Major stainless steel mills typically set their monthly ferro-chrome tender prices after little negotiation with producers. And their absolute power in price-setting through tenders may be diluted once ferro-chrome producers are capable of generating cash flow from elsewhere, Fastmarkets understands.
But market participants have also identified several pitfalls associated with ferro-chrome futures.
One concern is that a futures market may empower those mills with solid financial backgrounds to grow their influence in the alloy market.
“Futures is always a game of capital,” a mill source said. “Major stainless steel mills like Tsingshan [Group] with an absolute advantage of capital over any existing ferro-chrome smelter will become the ultimate beneficiary.”
“Unlike ferro-chrome producers who mainly sell to the market, mills can be more flexible in their procurement strategies. For instance, they can speculate in the futures market and purchase or sell in the spot market at the same time,” he added.
Further uncertainty surrounds how the listing of ferro-chrome futures will affect the upstream chrome ore market.
To answer this, some market sources pointed to the influence silico-manganese futures has had on the manganese ore market.
“Overall the emergence of futures did not fundamentally change the way in which manganese ore is priced, but it has become a key driver of market sentiment affecting buyers’ decisions, and therefore has weakened miners’ power in price-setting to some extent,” a manganese and chrome ore trader said.

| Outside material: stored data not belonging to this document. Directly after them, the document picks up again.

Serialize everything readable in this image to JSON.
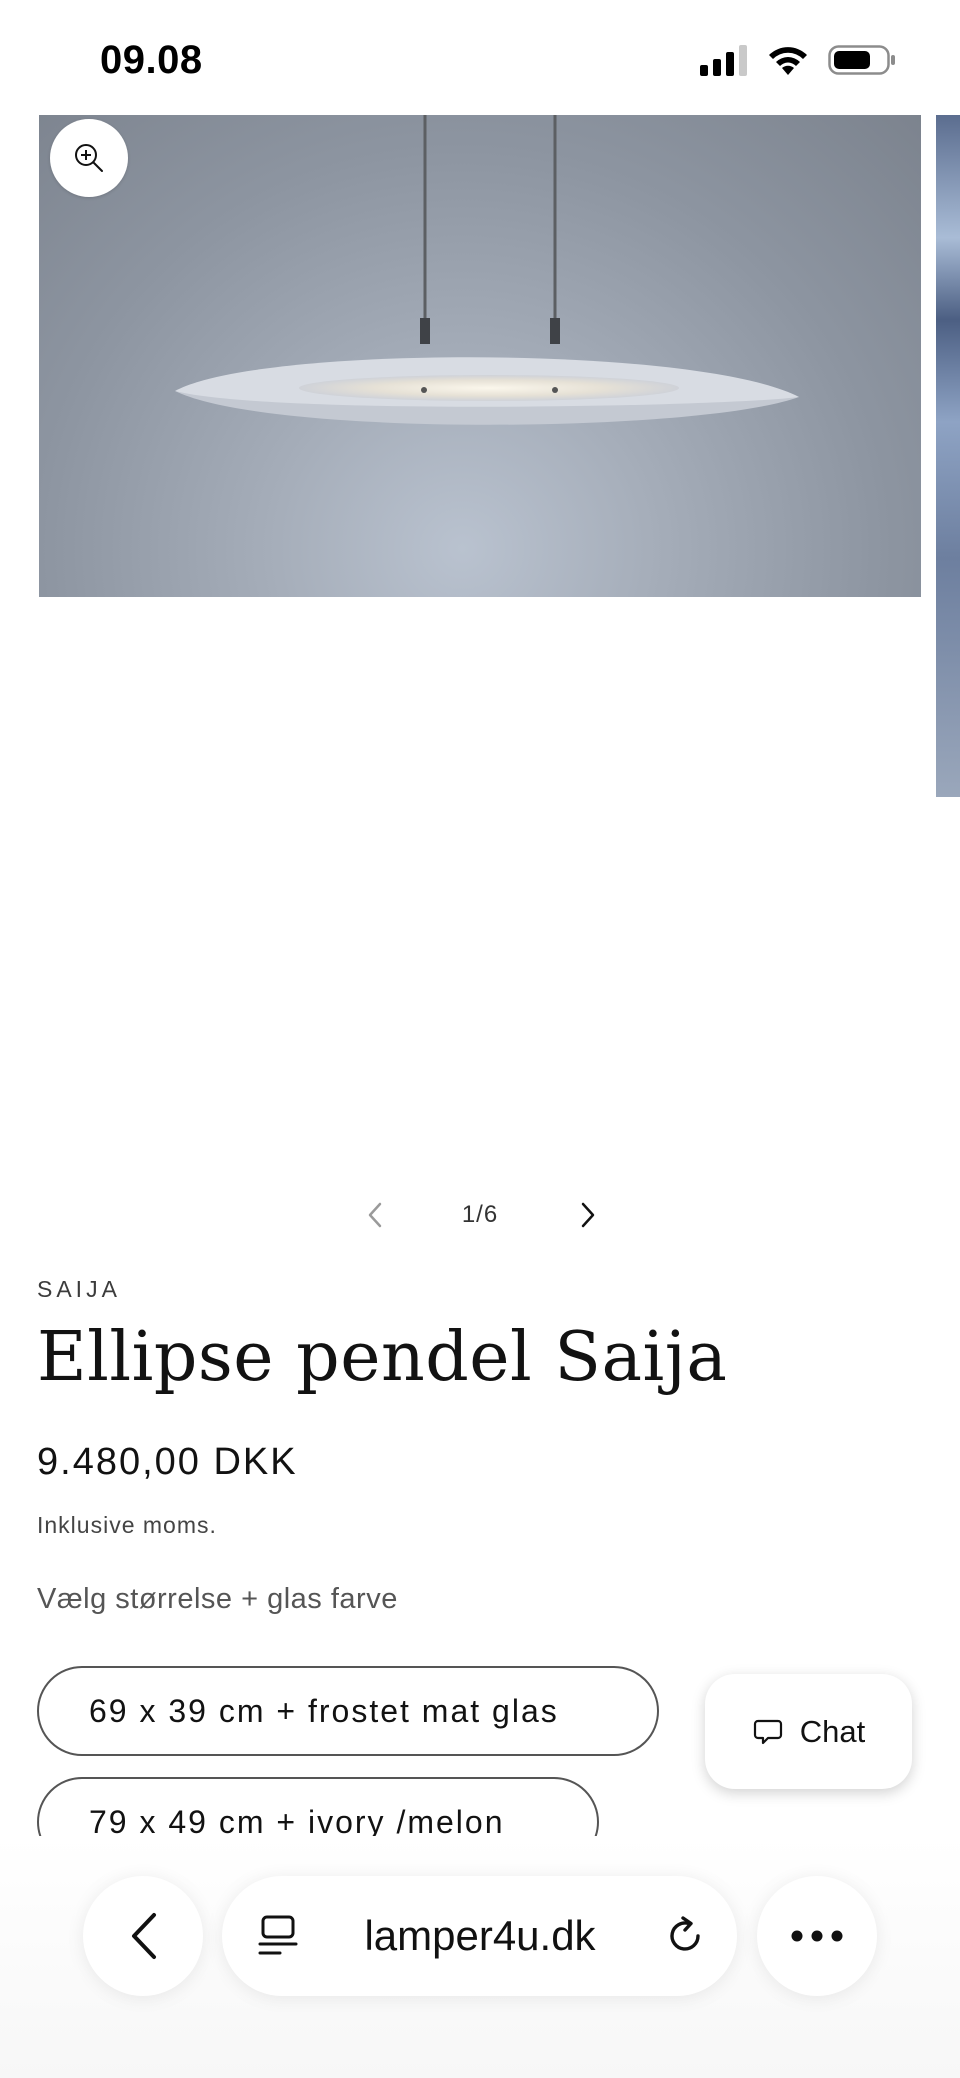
{
  "status_bar": {
    "time": "09.08",
    "icons": [
      "cellular-signal-icon",
      "wifi-icon",
      "battery-icon"
    ]
  },
  "gallery": {
    "counter": "1/6",
    "icons": {
      "zoom": "zoom-in-icon",
      "prev": "chevron-left-icon",
      "next": "chevron-right-icon"
    }
  },
  "product": {
    "vendor": "SAIJA",
    "title": "Ellipse pendel Saija",
    "price": "9.480,00 DKK",
    "tax_note": "Inklusive moms.",
    "variant_label": "Vælg størrelse + glas farve",
    "variants": [
      "69 x 39 cm + frostet mat glas",
      "79 x 49 cm + ivory /melon"
    ]
  },
  "chat": {
    "label": "Chat",
    "icon": "chat-bubble-icon"
  },
  "browser": {
    "url": "lamper4u.dk",
    "icons": {
      "back": "chevron-left-icon",
      "reader": "reader-mode-icon",
      "reload": "reload-icon",
      "more": "more-horizontal-icon"
    }
  },
  "colors": {
    "text": "#121212",
    "border": "#555555",
    "background": "#ffffff"
  }
}
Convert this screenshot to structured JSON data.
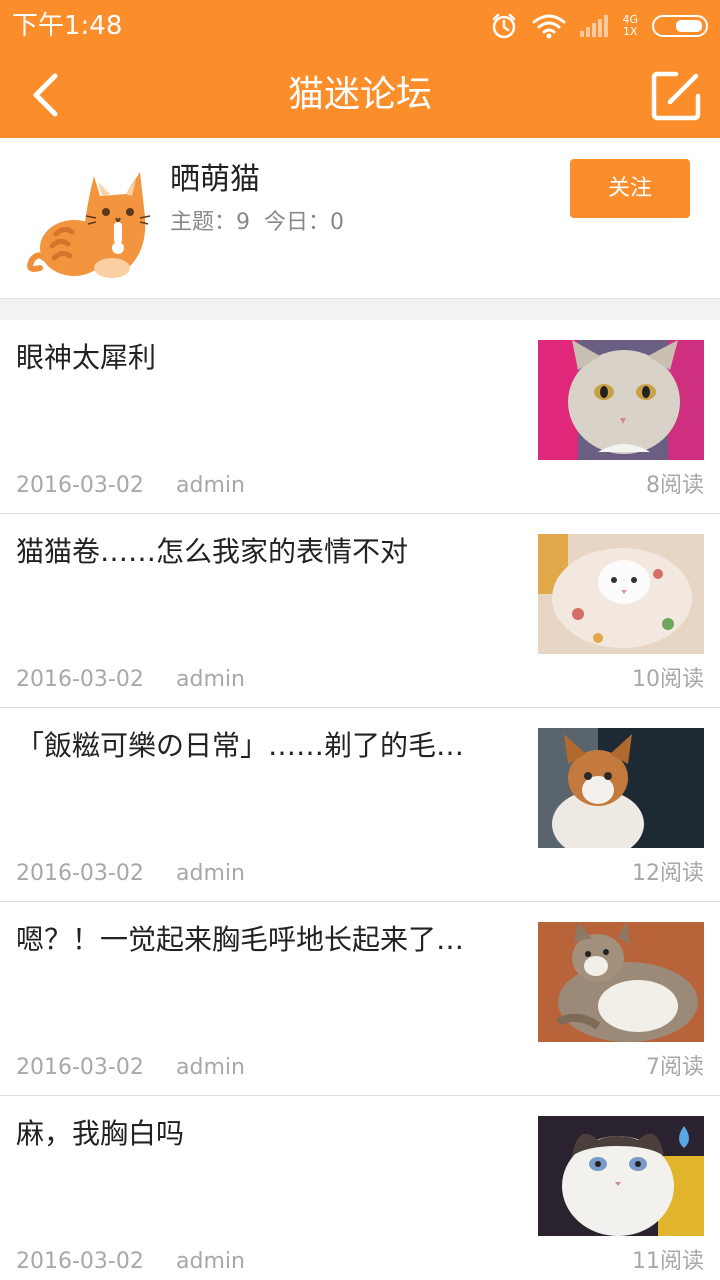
{
  "status_bar": {
    "time": "下午1:48",
    "network_top": "4G",
    "network_bottom": "1X"
  },
  "nav": {
    "title": "猫迷论坛",
    "back_icon": "chevron-left-icon",
    "compose_icon": "compose-icon"
  },
  "forum": {
    "name": "晒萌猫",
    "topics": "主题：9",
    "today": "今日：0",
    "follow_label": "关注"
  },
  "posts": [
    {
      "title": "眼神太犀利",
      "date": "2016-03-02",
      "author": "admin",
      "reads": "8阅读"
    },
    {
      "title": "猫猫卷……怎么我家的表情不对",
      "date": "2016-03-02",
      "author": "admin",
      "reads": "10阅读"
    },
    {
      "title": "「飯糍可樂の日常」……剃了的毛…",
      "date": "2016-03-02",
      "author": "admin",
      "reads": "12阅读"
    },
    {
      "title": "嗯？！一觉起来胸毛呼地长起来了…",
      "date": "2016-03-02",
      "author": "admin",
      "reads": "7阅读"
    },
    {
      "title": "麻，我胸白吗",
      "date": "2016-03-02",
      "author": "admin",
      "reads": "11阅读"
    }
  ],
  "colors": {
    "accent": "#fb8d2a",
    "meta_text": "#a8a8a8"
  }
}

Despite its influence on market sentiment, there is little-to-no difference in measured volatility between commodities that are traded on futures markets and those that are not over the long term, Cartman said.

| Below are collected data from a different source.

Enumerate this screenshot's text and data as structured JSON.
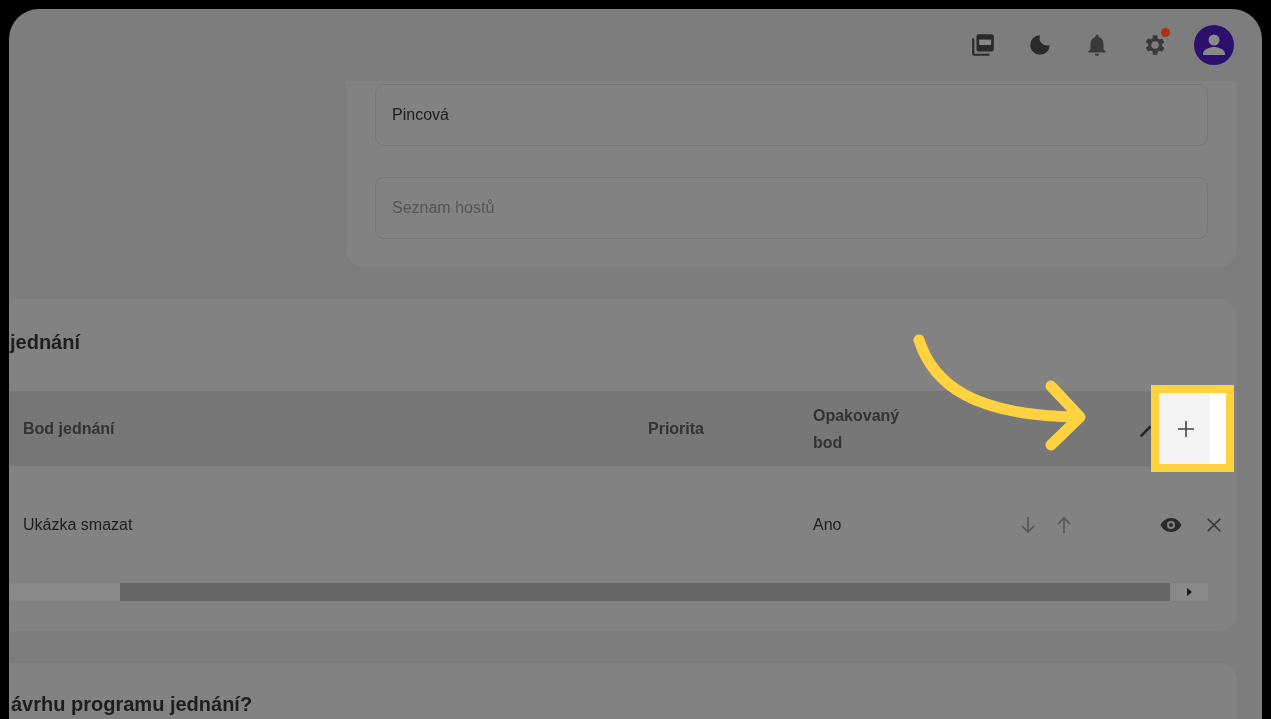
{
  "toolbar": {
    "settings_badge": true
  },
  "details": {
    "fields": [
      {
        "value": "Pincová"
      },
      {
        "placeholder": "Seznam hostů"
      }
    ]
  },
  "agenda": {
    "title": "jednání",
    "columns": [
      "Bod jednání",
      "Priorita",
      "Opakovaný bod"
    ],
    "rows": [
      {
        "item": "Ukázka smazat",
        "repeated": "Ano"
      }
    ],
    "add_button": {
      "highlighted": true
    }
  },
  "next_section": {
    "title": "ávrhu programu jednání?"
  }
}
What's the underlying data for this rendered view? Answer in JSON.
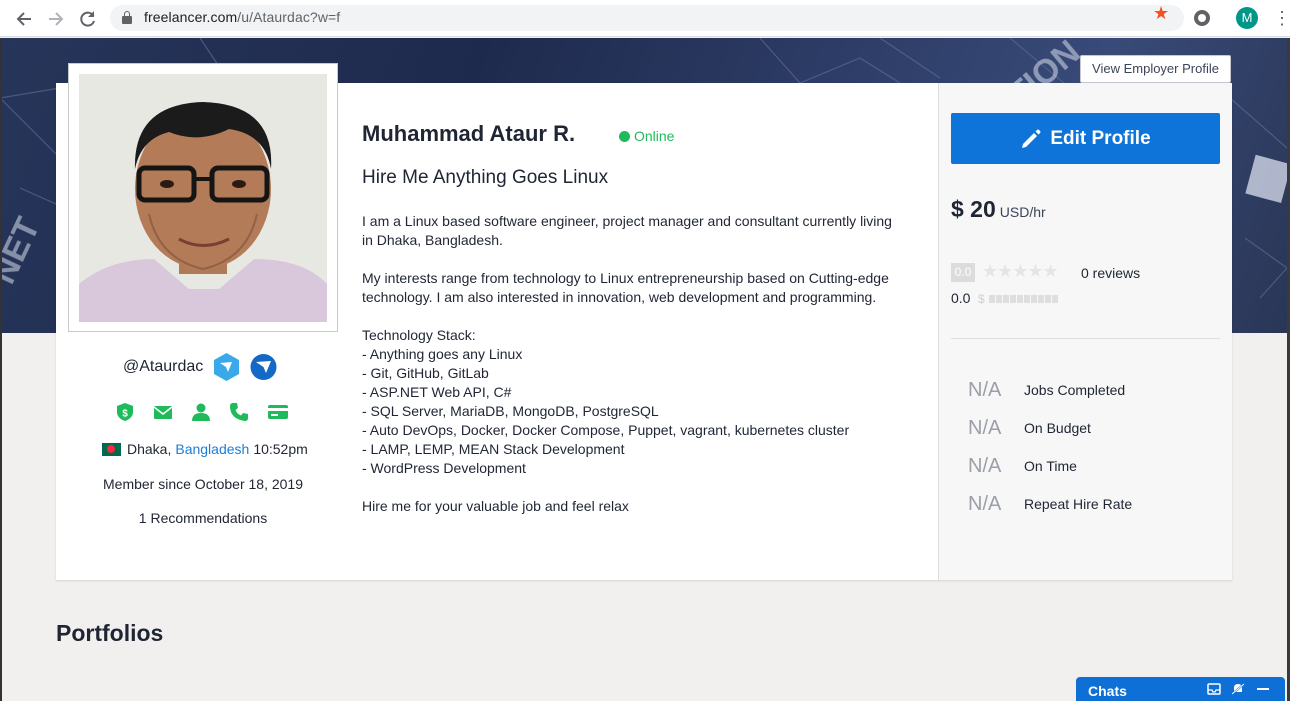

“Chrome itself is a good example of this, with prices often showing considerable volatility without the presence of a futures market. Much more important are the underlying fundamentals for any given commodity. In this sense, dynamics such as a potential export tax on chrome ores from South Africa, or the growth of production in Zimbabwe, are given much more weight by us when we put together our price forecasts,” he added.
Fastmarkets’ chrome ore South Africa UG2 concentrates index, basis 42%, cif China settled at $172 per tonne on March 16, down by $8 per tonne (4.4%) from $180 per tonne a week earlier. The index has risen steadily since the beginning of the year, when it was calculated at $140 per tonne on January 5.

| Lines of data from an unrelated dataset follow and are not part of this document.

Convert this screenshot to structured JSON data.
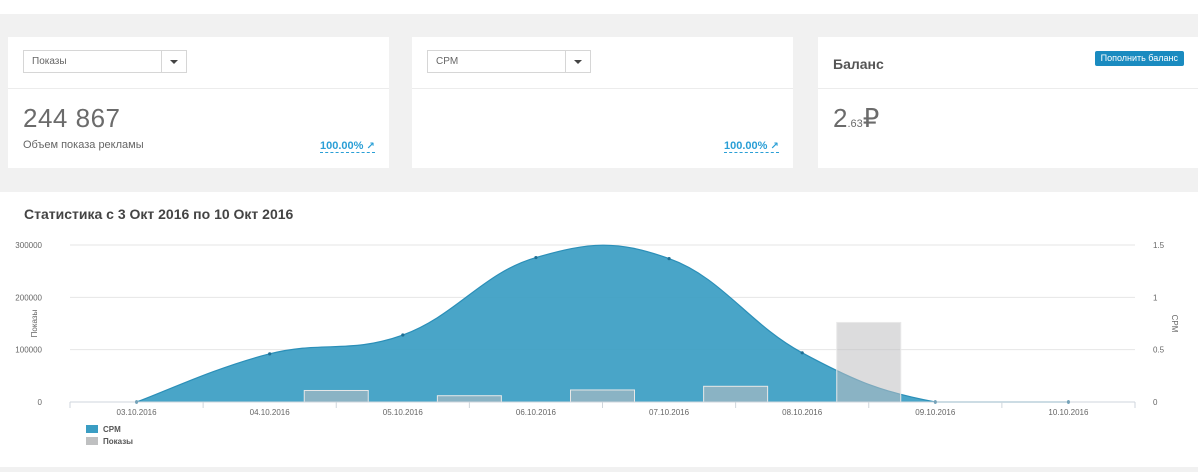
{
  "cards": {
    "impressions": {
      "select_value": "Показы",
      "value": "244 867",
      "caption": "Объем показа рекламы",
      "change": "100.00%",
      "change_icon": "↗"
    },
    "cpm": {
      "select_value": "CPM",
      "change": "100.00%",
      "change_icon": "↗"
    },
    "balance": {
      "title": "Баланс",
      "topup_button": "Пополнить баланс",
      "value_int": "2",
      "value_frac": ".63",
      "currency": "₽"
    }
  },
  "stats": {
    "title": "Статистика с 3 Окт 2016 по 10 Окт 2016"
  },
  "chart_data": {
    "type": "area",
    "categories": [
      "03.10.2016",
      "04.10.2016",
      "05.10.2016",
      "06.10.2016",
      "07.10.2016",
      "08.10.2016",
      "09.10.2016",
      "10.10.2016"
    ],
    "series": [
      {
        "name": "CPM",
        "type": "area",
        "axis": "right",
        "color": "#3a9dc3",
        "x": [
          0,
          1,
          2,
          3,
          4,
          5,
          6,
          7
        ],
        "values": [
          0,
          0.46,
          0.64,
          1.38,
          1.37,
          0.47,
          0,
          0
        ]
      },
      {
        "name": "Показы",
        "type": "bar",
        "axis": "left",
        "color": "#bfc0c1",
        "x": [
          0.5,
          1.5,
          2.5,
          3.5,
          4.5,
          5.5
        ],
        "values": [
          0,
          22000,
          12000,
          23000,
          30000,
          152000
        ]
      }
    ],
    "ylabel": "Показы",
    "y2label": "CPM",
    "ylim": [
      0,
      300000
    ],
    "y2lim": [
      0,
      1.5
    ],
    "yticks": [
      "0",
      "100000",
      "200000",
      "300000"
    ],
    "y2ticks": [
      "0",
      "0.5",
      "1",
      "1.5"
    ],
    "grid": true,
    "legend": "bottom-left"
  }
}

Some ferro-chrome suppliers in the international market downplayed the impact that ferro-chrome futures can have on market prices.
“If it allows for speculation in ferro-chrome then that’s far removed from the demand/consumption of chrome ore that drives what we do on a day-to-day basis,” an international chrome and manganese ore trader said.
“Ultimately the large tender pricing will still be decided by the large steel mills through negotiations with the ferro-chrome producers. This will not be removed simply due to the fact that there is a futures contract,” he added.
Some international smelters allied themselves with their Chinese counterparts.
“I don’t think Indian producers will take much of a position initially,” an India-based ferro-chrome producer source said. “But surely if it is a good thing for Chinese ferro-chrome producers, it may well benefit us given we export most of our material on a spot basis based on domestic prices in China.”
Given that much uncertainty still remains, most market participants have decided to take watch-and-see approach.
“The importance of it [the SHFE’s listing of ferro-chrome futures] will depend on how much depth it will have, what volumes will be involved, how much liquidity there will be,” a fourth ferro-chrome producer source said.
“While change is always welcome, it is difficult to judge the reaction of stainless steel mills in the Chinese market,” he added.